Future of memory management in D

Paulo Pinto pjmlp at progtools.org
Wed Nov 17 12:35:03 UTC 2021


On Wednesday, 17 November 2021 at 10:59:19 UTC, IGotD- wrote:
> On Wednesday, 17 November 2021 at 02:10:02 UTC, jmh530 wrote:
>>
>> I'm confused by this because it seems as if the managed C++ 
>> iterations from Microsoft do not have much traction. What is 
>> the benefit of different types for GC/non-GC pointers?
>
> Managed C++ is now named C++/CLI and it is probably still there 
> if you want to use it.
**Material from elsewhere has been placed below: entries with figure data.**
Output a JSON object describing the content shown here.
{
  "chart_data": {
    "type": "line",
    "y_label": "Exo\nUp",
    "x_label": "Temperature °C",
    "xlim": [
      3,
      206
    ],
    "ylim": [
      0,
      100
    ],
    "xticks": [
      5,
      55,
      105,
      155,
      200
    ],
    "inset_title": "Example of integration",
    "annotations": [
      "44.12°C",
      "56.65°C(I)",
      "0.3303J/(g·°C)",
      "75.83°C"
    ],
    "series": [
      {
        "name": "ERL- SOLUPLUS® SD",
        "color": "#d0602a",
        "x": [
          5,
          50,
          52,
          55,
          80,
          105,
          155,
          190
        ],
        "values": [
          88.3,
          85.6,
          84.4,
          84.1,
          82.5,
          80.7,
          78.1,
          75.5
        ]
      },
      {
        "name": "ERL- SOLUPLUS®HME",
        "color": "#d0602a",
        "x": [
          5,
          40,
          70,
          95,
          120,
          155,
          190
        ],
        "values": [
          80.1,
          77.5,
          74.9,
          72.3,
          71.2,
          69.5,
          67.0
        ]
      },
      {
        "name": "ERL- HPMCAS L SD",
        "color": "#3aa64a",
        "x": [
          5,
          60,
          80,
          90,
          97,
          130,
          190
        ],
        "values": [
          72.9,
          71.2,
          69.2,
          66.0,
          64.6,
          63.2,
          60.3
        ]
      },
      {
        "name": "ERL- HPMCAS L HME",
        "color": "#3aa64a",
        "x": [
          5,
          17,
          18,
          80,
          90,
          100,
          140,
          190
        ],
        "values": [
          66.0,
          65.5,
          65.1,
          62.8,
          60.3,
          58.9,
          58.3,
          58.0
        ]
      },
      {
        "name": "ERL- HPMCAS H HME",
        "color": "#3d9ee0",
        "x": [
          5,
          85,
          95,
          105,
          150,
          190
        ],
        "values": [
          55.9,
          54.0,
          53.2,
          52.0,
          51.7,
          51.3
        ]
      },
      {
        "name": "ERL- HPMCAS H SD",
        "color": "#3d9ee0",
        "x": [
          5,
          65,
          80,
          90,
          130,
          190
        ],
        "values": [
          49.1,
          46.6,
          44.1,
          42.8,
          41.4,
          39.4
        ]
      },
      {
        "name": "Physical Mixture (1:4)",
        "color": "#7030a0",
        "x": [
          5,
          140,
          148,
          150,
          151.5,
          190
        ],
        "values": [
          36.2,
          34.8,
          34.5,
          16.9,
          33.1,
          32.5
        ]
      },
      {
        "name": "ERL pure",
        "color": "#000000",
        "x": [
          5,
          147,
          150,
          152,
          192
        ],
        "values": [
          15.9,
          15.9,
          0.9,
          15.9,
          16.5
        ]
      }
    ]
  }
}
Not many use C++/CLI and I suspect that 
> people simply use C# instead as it is a much better alternative 
> for most cases.

It is mostly used to consume those COM APIs that Windows team 
keeps doing only for C++ consumption and are harder to get 
straight with plain P/Invoke, or RCW/CCW.

>
> The benefit of a special type for managed pointers is that you 
> can change the implementation of the GC fairly easily as well 
> as incorporate metadata under the hood. Tracing GC is not 
> suitable for low latency programs/embedded, but reference 
> counting can be a viable alternative for the low latency 
> programs.

PTC and Aicas are in business for the last 25 years doing real 
time GC for embedded.

It is a matter of who's on the team,

"Hard Realtime Garbage Collection in Modern Object Oriented 
Programming Languages."

https://www.amazon.com/Realtime-Collection-Oriented-Programming-Languages/dp/3831138931/

Basically the foundation background for the Aicas product, the 
thesis written by one of the founders,

"Distributed, Embedded and Real-time Java Systems"

https://link.springer.com/book/10.1007/978-1-4419-8158-5

Given that D is still in the philosophical search of it wants to 
double down on GC or not, such optimizations aren't possible.